There's no point stressing out over the fact that you have missed the GDPR deadline. The best thing you can do right now is start on the process so that you protect your reputation with customers and be prepared when the US or Canadian government changes local privacy regulations. After all, regulators and customers everywhere would rather see that you have a plan and that you’re working on improving rather than giving up or saying "it doesn’t apply to me."
Rome wasn't built in a day
For many small businesses, even knowing where the data of their customers and other people is stored is already hard. This is especially true nowadays with so much data being used and so many integrated systems. For most of us in North America, we're just starting to consider how best to handle privacy in our day-to-day operations.
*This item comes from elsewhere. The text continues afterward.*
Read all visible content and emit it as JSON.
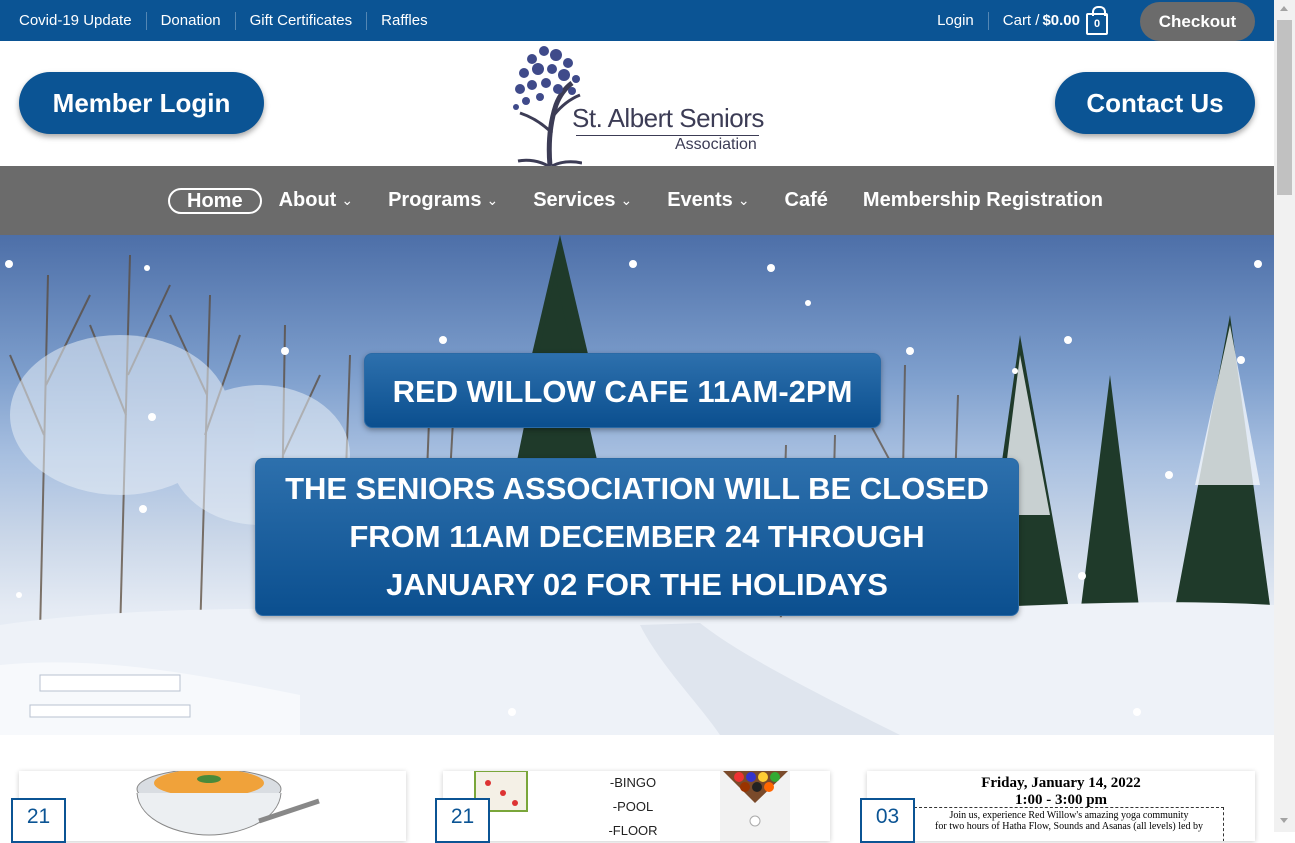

To make it easier, we've listed 8 basic steps for you below to help you get started on your GDPR journey (download our checklists). These 8 steps are not enough for compliance with GDPR, but they are a step in the right direction. Only you can decide the data risks you are willing to take with your business but hopefully this will help you clarify what those risks are.
1) Do a Privacy Audit for Personal Data
Download our checklists to make a detailed spreadsheet or summary of where you keep and collect personal data in your business.
2) Check if you currently handle European Personal Data
If you do already handle sensitive European personal data, we would recommend that you get further legal assistance as the GDPR does already require that you comply. Another good reference is the 12-step GDPR plan on the UK Information Commissioner's Office web site
3) What reason(s) do you have for collecting Personal Data?
Determine what lawful basis you have to collect personal data. Consent? Contract? Legal Obligation? Legitimate Interests?